Zuzana and I started watching it yesterday evening, when we decided against going to the ‘don’t follow rules, but stay well within the confines of capitalist servitude and load up on alcohol’ Bad moms movie. My wife and I habitually fail to watch movies together. In the early stages of our relationship we always stopped for horizontal refreshments, these days we are just too distracted by work related matters and bureaucracy and other grown-up matters. This time a lonely and bored friend came over. Well, you all know this just as well as I do: most people are lonely, bored and horny.
The same goes for the characters in this movie. Only, you don’t fucking feel it. The chemistry is not there. The male lead is sort of ok, mainly because he’s good at standing around looking insecure and he totally fits with the fucking awesome Yugo he’s driving. The bitch character is sort of hot looking, but her nose is too small and her hips are too skinny to really make my hormones go boogy-woogy. From the whole bunch I find she’s got the best acting energy though. The razzy award almost went to the drunk friend in the movie. It narrowly skips her to land land in the hand of the main actress.
The female lead stands around as though she’s acting in a highschool play and not a good one… It doesn’t help that they put a truckload of lipstick on her lips, it’s sort of distracting. You could write several chapters of the Bible on your bathroom mirror with the amount of lipstick on this girl’s lips. Though I have no idea why you would do that. Except out of sheer frigging boredom while you’re trying to watch this movie.
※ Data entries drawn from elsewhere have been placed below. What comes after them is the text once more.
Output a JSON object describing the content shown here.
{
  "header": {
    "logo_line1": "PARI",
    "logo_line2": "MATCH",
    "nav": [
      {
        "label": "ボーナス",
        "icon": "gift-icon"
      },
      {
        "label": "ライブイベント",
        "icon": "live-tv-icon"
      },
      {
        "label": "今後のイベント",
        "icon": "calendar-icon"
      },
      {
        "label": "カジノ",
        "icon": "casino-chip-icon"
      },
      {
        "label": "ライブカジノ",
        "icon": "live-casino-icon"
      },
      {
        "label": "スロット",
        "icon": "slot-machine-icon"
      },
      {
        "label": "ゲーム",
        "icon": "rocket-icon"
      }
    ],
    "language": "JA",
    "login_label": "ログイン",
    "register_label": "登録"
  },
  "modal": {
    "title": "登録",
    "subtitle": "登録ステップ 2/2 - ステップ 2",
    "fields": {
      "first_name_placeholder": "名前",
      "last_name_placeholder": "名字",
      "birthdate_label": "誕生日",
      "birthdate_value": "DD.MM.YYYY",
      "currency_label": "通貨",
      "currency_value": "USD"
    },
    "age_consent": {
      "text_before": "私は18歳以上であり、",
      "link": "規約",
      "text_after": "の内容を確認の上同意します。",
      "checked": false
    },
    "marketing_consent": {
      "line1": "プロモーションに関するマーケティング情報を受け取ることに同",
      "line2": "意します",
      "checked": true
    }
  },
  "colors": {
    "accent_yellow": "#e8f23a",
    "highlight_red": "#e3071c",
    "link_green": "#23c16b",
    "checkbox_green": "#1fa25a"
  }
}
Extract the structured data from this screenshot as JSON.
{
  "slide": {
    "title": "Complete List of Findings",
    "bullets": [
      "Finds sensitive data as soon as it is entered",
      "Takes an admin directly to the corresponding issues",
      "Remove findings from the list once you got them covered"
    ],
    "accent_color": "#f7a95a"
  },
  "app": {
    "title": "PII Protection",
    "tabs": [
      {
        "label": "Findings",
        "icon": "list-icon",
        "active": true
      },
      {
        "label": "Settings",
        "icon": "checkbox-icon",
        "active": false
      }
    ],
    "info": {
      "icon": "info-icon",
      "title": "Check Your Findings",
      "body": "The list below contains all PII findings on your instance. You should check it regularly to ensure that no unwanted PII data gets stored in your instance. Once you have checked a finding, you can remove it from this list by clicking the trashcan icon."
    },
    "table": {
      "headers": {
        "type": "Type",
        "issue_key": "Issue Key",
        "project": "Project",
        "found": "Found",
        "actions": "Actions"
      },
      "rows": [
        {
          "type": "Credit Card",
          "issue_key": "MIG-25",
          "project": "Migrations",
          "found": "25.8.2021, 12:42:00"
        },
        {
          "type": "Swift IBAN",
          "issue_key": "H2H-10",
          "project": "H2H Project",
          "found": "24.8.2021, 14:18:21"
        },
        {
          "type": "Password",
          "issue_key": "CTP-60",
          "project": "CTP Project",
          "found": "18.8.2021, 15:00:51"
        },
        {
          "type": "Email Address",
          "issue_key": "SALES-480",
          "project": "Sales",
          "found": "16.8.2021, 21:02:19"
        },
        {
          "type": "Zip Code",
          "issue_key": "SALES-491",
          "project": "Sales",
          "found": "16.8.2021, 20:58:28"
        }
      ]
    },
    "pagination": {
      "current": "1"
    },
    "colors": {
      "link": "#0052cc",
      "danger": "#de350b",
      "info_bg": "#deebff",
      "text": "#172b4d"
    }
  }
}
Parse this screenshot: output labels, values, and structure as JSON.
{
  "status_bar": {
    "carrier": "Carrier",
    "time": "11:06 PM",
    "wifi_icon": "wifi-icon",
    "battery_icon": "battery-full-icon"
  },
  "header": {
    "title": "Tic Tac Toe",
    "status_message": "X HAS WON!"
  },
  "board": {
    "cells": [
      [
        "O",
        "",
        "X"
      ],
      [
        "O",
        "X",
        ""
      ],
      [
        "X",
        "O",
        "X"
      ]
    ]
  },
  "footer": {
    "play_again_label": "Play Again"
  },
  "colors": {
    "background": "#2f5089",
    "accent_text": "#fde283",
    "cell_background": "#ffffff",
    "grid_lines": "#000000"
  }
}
The whole thing feels like a bunch of scientists, nearing retirement and not nearly stoned enough, got together in a lab to produce a movie that would appeal to alternative emo kids. It fails miserably, apart from a couple of scenes. And the Yugo.
My God, the Yugo is the lead star of this movie, it blows everyone else away. I don’t even care that it’s yellow, the color that I hate the most in this world. Look up yellow in a dictionary, it’s no coincidence that it also means ‘cowardly’. But not here, the yellow Yugo, it just fits. It’s the only authentic thing about this whole movie. Don’t know what a Yugo is? It’s a communist car that was produced in relatively large number. If my leftist indoctrination doesn’t cheat me it went out of production when NATO bombed the shit of out Serbia. Read Michael Parenti’s book ‘To kill a nation: the attack on Yugoslavia’.
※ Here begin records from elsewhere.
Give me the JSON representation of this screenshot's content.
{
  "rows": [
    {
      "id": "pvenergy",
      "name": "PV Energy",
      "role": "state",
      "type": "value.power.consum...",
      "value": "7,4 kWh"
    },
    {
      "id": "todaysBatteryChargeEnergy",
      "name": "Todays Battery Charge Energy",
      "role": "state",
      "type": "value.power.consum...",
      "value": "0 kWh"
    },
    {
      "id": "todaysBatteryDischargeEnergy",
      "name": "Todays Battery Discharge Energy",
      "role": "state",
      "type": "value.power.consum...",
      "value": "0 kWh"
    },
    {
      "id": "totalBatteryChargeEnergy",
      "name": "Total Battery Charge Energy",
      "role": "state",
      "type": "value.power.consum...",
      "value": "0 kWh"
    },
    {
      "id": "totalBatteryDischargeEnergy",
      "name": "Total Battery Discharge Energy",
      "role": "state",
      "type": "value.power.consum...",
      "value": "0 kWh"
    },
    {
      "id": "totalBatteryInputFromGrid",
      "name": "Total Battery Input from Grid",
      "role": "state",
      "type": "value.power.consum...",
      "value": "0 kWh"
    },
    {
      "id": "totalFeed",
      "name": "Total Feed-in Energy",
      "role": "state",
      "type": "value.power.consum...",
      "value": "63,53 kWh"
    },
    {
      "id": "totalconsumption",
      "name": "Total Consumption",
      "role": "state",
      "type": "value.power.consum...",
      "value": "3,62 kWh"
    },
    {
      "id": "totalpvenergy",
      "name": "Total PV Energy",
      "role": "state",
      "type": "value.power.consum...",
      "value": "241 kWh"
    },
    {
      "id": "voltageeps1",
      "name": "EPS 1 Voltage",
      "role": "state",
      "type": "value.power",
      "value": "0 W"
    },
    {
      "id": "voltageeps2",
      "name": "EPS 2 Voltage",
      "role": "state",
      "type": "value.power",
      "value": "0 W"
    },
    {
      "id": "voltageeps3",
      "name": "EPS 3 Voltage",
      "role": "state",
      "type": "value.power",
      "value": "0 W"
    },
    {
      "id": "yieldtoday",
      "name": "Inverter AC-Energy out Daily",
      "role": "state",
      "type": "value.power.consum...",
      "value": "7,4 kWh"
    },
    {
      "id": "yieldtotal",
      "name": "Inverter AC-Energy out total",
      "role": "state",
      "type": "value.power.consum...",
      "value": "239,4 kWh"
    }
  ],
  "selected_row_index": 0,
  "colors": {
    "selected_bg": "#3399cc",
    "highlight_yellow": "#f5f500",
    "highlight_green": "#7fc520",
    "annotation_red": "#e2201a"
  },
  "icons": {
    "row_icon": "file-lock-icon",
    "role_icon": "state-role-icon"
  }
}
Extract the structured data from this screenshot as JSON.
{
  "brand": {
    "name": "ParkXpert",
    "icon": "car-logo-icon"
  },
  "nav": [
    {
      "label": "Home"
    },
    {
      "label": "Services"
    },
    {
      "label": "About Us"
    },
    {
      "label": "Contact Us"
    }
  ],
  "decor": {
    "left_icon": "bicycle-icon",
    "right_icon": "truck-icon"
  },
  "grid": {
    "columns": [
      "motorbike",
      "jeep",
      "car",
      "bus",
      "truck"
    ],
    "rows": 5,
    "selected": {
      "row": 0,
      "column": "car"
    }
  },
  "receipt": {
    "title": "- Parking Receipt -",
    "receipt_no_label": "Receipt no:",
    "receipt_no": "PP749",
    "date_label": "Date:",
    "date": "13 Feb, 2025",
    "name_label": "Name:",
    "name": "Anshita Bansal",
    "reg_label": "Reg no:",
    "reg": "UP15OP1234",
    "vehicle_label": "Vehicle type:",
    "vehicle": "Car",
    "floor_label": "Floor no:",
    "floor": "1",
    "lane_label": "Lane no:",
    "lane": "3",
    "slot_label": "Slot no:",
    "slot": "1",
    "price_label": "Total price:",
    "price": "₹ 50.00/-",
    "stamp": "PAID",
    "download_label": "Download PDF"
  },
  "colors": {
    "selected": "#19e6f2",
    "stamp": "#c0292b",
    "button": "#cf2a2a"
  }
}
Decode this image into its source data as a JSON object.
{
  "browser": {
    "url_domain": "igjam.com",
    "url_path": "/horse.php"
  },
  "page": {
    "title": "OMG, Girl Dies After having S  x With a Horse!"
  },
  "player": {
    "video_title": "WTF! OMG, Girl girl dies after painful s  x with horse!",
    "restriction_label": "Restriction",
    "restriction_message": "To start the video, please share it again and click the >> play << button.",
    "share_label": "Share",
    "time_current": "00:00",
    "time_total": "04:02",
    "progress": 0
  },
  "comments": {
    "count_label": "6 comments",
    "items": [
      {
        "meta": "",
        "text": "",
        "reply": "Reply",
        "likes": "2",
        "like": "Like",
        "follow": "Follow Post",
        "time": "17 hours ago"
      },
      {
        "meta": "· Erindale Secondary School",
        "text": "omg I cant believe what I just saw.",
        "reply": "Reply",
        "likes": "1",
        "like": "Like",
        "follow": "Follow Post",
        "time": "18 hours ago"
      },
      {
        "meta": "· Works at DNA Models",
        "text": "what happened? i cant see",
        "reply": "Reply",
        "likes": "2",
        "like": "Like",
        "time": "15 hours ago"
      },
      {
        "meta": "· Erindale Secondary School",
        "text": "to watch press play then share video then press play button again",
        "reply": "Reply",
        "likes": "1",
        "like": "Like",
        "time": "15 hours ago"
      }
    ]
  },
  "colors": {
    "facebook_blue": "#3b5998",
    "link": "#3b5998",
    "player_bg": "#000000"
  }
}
Should you watch this movie? Yes, if you want to make movies or if you are in the story-telling business, it will make you feel you can do better than this. Or if you like music made by lazy people. I was totally numb to the soundtrack.
Buy a Yugo.
Oh, and if you fancy a girl or a boy, just be damn up front about your sexual intentions, and don’t make it more complicated that it should be.